Correct me if I'm wrong but, you may be thinking of restaurants where their defining factor is "having a very creative atmosphere", which will not suit all customers. However it is a differentiating factor which will serve a big audience that is under served in a location filled with "boring well maintained and staffed restaurant".

In my view the creativity comes in in finding solutions to a problem, in a oversaturated market the problem may be "how do I persuade customers to come to my restaurant instead of my competitor?". And following that question may be (in the restaurant example) "what can I offer that is under served in the current market?" The solution to that may be "a biker cafe" or "an overpriced "creative" restaurant where the waiters are terrible and the chef is even worse" (perhaps even rude on purpose).

Additionally I assume you want the restaurant to grow. If you want the restaurant to just survive the bar is lower and you may be able to do that by doing the same everyone else is doing as long as you meet the minimum.

And you'll still probably get beat by a restaurant in a better location or one with better marketing
I can't remember the last time I ate anywhere because of an ad. I eat out a lot too, used to uber eats nearly every single day.
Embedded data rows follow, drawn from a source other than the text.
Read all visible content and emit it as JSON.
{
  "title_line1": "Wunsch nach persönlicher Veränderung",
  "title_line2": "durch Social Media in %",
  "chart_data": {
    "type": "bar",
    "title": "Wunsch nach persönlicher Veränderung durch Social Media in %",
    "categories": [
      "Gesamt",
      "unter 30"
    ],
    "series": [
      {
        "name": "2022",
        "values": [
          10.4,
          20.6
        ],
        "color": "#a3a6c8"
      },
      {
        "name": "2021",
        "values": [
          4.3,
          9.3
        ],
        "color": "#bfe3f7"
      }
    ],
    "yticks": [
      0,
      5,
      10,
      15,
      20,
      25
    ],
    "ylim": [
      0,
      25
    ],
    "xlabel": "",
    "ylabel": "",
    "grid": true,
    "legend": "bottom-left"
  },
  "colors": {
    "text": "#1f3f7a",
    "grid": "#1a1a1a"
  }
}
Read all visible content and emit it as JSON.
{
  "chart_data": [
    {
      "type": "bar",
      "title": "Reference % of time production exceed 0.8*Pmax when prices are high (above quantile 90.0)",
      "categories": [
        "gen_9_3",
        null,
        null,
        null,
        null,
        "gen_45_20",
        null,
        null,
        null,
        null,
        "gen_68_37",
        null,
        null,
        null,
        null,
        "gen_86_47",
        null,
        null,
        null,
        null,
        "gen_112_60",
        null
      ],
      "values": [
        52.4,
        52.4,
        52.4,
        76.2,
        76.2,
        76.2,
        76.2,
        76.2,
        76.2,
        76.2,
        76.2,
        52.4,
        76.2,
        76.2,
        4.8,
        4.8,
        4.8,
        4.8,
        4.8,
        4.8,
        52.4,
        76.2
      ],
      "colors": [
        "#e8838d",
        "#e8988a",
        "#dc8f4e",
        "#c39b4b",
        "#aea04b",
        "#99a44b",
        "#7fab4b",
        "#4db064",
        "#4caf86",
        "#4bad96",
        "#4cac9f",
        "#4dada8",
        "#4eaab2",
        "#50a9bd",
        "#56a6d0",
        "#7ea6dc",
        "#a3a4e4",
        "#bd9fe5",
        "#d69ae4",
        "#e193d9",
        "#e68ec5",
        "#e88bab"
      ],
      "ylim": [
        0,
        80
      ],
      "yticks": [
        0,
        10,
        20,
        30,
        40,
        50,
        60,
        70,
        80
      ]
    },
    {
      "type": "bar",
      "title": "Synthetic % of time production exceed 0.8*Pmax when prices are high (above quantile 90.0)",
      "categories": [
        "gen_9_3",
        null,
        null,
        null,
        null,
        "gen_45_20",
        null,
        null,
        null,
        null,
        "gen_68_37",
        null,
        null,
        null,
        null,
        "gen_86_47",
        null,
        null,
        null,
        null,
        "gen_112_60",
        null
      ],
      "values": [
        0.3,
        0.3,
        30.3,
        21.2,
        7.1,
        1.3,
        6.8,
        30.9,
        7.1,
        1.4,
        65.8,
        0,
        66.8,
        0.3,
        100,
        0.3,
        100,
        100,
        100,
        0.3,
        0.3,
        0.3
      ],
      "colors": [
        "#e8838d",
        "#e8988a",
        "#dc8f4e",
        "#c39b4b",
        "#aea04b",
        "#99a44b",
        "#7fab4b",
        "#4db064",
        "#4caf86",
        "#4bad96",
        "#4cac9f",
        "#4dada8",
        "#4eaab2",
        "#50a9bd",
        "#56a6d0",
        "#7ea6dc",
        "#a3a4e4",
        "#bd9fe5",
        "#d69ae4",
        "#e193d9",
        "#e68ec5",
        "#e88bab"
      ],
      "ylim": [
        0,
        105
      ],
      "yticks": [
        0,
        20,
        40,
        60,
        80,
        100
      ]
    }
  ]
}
I wont reorder at places that mess up my order, but consistent quality I reward. Chick Fil A gives me the best service out of any fast-food restaurant, so they earn my repeat business.
People almost never admit it when they respond to an ad. Even when they very clearly do.

Don't underestimate the effectiveness of advertising, or its ability to influence you.

You don't even see ads for local restaurants, you just go there because its close or a friend recommended it. How could you get influenced by something that doesn't exist? Their marketing is just the storefront, people go there since they are interested in this new place.
They definitely spend on ads but I worked at Red Lobster a few years ago, I definitely remember TV ads. Now and then I get a food ad for a place I'll never go to and never do. Uber Eats is trickier because I just look at the map for whats closest to me.
Google Ads, especially Google Maps, has tons of paid ads for local restaurants. So does Uber Eats and similar ilk.

I particularly despise these ads in Maps because the ad often obscures the search result I'm looking for -- and I end up accidentally clicking on an advertisement for some other restaurant than the one I was looking up.

I distinctively remember when ads have worked on me to buy something. Sometimes I blacklist a brand if an ad is deceptive and makes me click on something, but I don't watch TV much if at all, and the streaming services I do use I pay to have ads removed.
You remember when you remember an ad works on you, of course that is a tautology, you don't remember when you don't realize an ad worked on you but did.
But the argument is that now you have AI for chef, staff and upkeep so its only the recipe writer left. I don't agree with that argument but that is the dream these corporations are selling.